Rajampeta is a town in Kadapa district of the Indian state of Andhra Pradesh, located in the Rayalaseema Region formed on the banks of Cheyyeru River. The town has an average elevation of 139 meters.

Rajampet is an Assembly constituency, Lok Sabha constituency and a Forest Headquarters. It is located in Rajampet mandal of Rajampeta revenue division. It is bordered by Tirupati from south to the east, Veeraballe mandal to the west, and Nandalur mandal to the north.

== Governance ==

=== Civil administration ===
Rajampet is a municipality of area 35.87 sqkm in Kadapa District.
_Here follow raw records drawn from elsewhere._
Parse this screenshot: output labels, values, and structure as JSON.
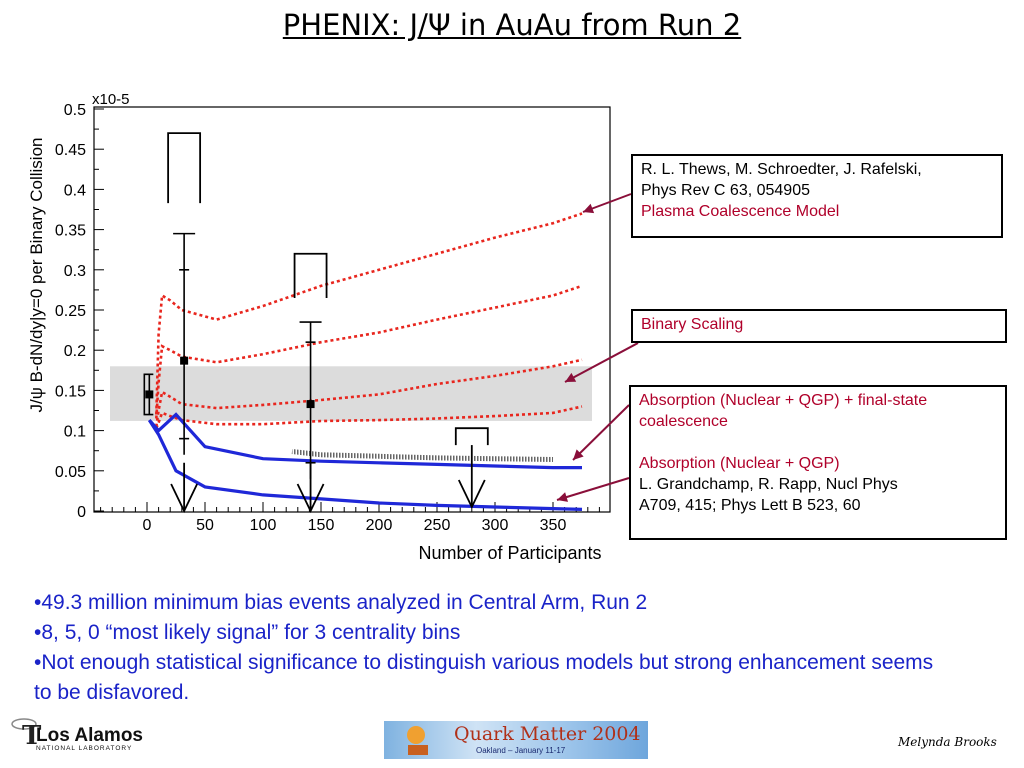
{
  "slide": {
    "title": "PHENIX:  J/Ψ in AuAu from Run 2"
  },
  "chart_data": {
    "type": "scatter",
    "xlabel": "Number of Participants",
    "ylabel": "J/ψ  B-dN/dy|y=0 per Binary Collision",
    "y_multiplier_label": "x10-5",
    "xlim": [
      -50,
      400
    ],
    "ylim": [
      0,
      0.5
    ],
    "x_ticks": [
      "0",
      "50",
      "100",
      "150",
      "200",
      "250",
      "300",
      "350"
    ],
    "y_ticks": [
      "0",
      "0.05",
      "0.1",
      "0.15",
      "0.2",
      "0.25",
      "0.3",
      "0.35",
      "0.4",
      "0.45",
      "0.5"
    ],
    "binary_scaling_band": [
      0.112,
      0.18
    ],
    "data_points": [
      {
        "x": 2,
        "y": 0.145,
        "stat_low": 0.13,
        "stat_high": 0.16,
        "sys_low": 0.12,
        "sys_high": 0.17
      },
      {
        "x": 32,
        "y": 0.187,
        "stat_low": 0.09,
        "stat_high": 0.3,
        "sys_low": 0.07,
        "sys_high": 0.345
      },
      {
        "x": 141,
        "y": 0.133,
        "stat_low": 0.06,
        "stat_high": 0.21,
        "sys_low": 0.04,
        "sys_high": 0.235
      }
    ],
    "upper_limits": [
      {
        "x": 32,
        "box_top": 0.47,
        "box_bottom": 0.383,
        "arrow_tip": 0
      },
      {
        "x": 141,
        "box_top": 0.32,
        "box_bottom": 0.265,
        "arrow_tip": 0
      },
      {
        "x": 280,
        "box_top": 0.103,
        "box_bottom": 0.082,
        "arrow_tip": 0.005
      }
    ],
    "series": [
      {
        "style": "red-dotted",
        "x": [
          8,
          10,
          13,
          20,
          30,
          60,
          100,
          150,
          200,
          250,
          300,
          350,
          375
        ],
        "y": [
          0.12,
          0.22,
          0.268,
          0.262,
          0.25,
          0.238,
          0.255,
          0.28,
          0.3,
          0.32,
          0.34,
          0.358,
          0.37
        ]
      },
      {
        "style": "red-dotted",
        "x": [
          8,
          10,
          13,
          20,
          30,
          60,
          100,
          150,
          200,
          250,
          300,
          350,
          375
        ],
        "y": [
          0.115,
          0.16,
          0.205,
          0.2,
          0.192,
          0.185,
          0.195,
          0.21,
          0.222,
          0.238,
          0.253,
          0.268,
          0.28
        ]
      },
      {
        "style": "red-dotted",
        "x": [
          8,
          10,
          13,
          20,
          30,
          60,
          100,
          150,
          200,
          250,
          300,
          350,
          375
        ],
        "y": [
          0.105,
          0.125,
          0.148,
          0.142,
          0.133,
          0.128,
          0.132,
          0.138,
          0.145,
          0.158,
          0.168,
          0.18,
          0.188
        ]
      },
      {
        "style": "red-dotted",
        "x": [
          8,
          10,
          13,
          20,
          30,
          60,
          100,
          150,
          200,
          250,
          300,
          350,
          375
        ],
        "y": [
          0.103,
          0.11,
          0.122,
          0.118,
          0.113,
          0.108,
          0.108,
          0.112,
          0.113,
          0.115,
          0.118,
          0.122,
          0.13
        ]
      },
      {
        "style": "blue-solid",
        "x": [
          2,
          10,
          25,
          50,
          100,
          150,
          200,
          250,
          300,
          350,
          375
        ],
        "y": [
          0.113,
          0.1,
          0.12,
          0.08,
          0.065,
          0.062,
          0.06,
          0.058,
          0.056,
          0.054,
          0.054
        ]
      },
      {
        "style": "blue-solid",
        "x": [
          2,
          10,
          25,
          50,
          100,
          150,
          200,
          250,
          300,
          350,
          375
        ],
        "y": [
          0.113,
          0.095,
          0.05,
          0.03,
          0.02,
          0.015,
          0.01,
          0.007,
          0.005,
          0.003,
          0.002
        ]
      },
      {
        "style": "gray-hatched",
        "x": [
          125,
          150,
          200,
          250,
          300,
          350
        ],
        "y": [
          0.074,
          0.07,
          0.068,
          0.066,
          0.065,
          0.064
        ]
      }
    ],
    "annotations": [
      {
        "id": "thews",
        "lines": [
          "R. L. Thews, M. Schroedter, J. Rafelski,",
          "Phys Rev C 63, 054905"
        ],
        "model": "Plasma Coalescence Model"
      },
      {
        "id": "binary",
        "model": "Binary Scaling"
      },
      {
        "id": "grandchamp",
        "model_1": "Absorption (Nuclear + QGP) + final-state coalescence",
        "model_2": "Absorption (Nuclear + QGP)",
        "lines": [
          "L. Grandchamp, R. Rapp, Nucl Phys",
          "A709, 415; Phys Lett B 523, 60"
        ]
      }
    ],
    "colors": {
      "red_model": "#e8261e",
      "blue_model": "#1f28d8",
      "band": "#dcdcdc",
      "annotation_red": "#b0002a",
      "bullets": "#1a23c8"
    }
  },
  "boxes": {
    "thews_line1": "R. L. Thews, M. Schroedter, J. Rafelski,",
    "thews_line2": "Phys Rev C 63, 054905",
    "thews_model": "Plasma Coalescence Model",
    "binary_label": "Binary Scaling",
    "grandchamp_model1": "Absorption (Nuclear + QGP) + final-state coalescence",
    "grandchamp_model2": "Absorption (Nuclear + QGP)",
    "grandchamp_line1": "L. Grandchamp, R. Rapp, Nucl Phys",
    "grandchamp_line2": "A709, 415; Phys Lett B 523, 60"
  },
  "bullets": [
    "•49.3 million minimum bias events analyzed in Central Arm, Run 2",
    "•8, 5, 0 “most likely signal” for 3 centrality bins",
    "•Not enough statistical significance to distinguish various models but strong enhancement seems to be disfavored."
  ],
  "footer": {
    "lanl_top": "Los Alamos",
    "lanl_bottom": "NATIONAL LABORATORY",
    "qm_title": "Quark Matter 2004",
    "qm_sub": "Oakland – January 11-17",
    "author": "Melynda Brooks"
  }
}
Rajampet was a gram panchayat before 2005 and upgraded to Nagar Panchayat on 2 April 2005 up to an area of 20.60 km2 and in 2017 upgraded as municipality. It consists of 29 election wards. In 2019 this town was upgraded into a Grade II Municipality which is headed by a Municipal Chairman and governed by a Municipal Commissioner.

=== Politics ===
Rajampet is a Lok sabha constituency since 1957 and it is a Lok Sabha constituency of the twenty-five lok sabha constituencies from Andhra Pradesh in India and only one Parliamentary Constituency in the district.

Currently P.V Midhun Reddy Member of Parliament (India) of YSR Congress Party won from Rajampet (Lok Sabha constituency) from General elections held on 2024.

Akepati Amarnath Reddy is the present Member of Legislative Assembly (MLA) of the Rajampet Assembly constituency for the YSR Congress Party.

== Transportation ==
Razampeta railway station is the nearest railway connection of the town located on the Guntakal–Renigunta railway line operated by the South Coast Railway zone under Guntakal railway division.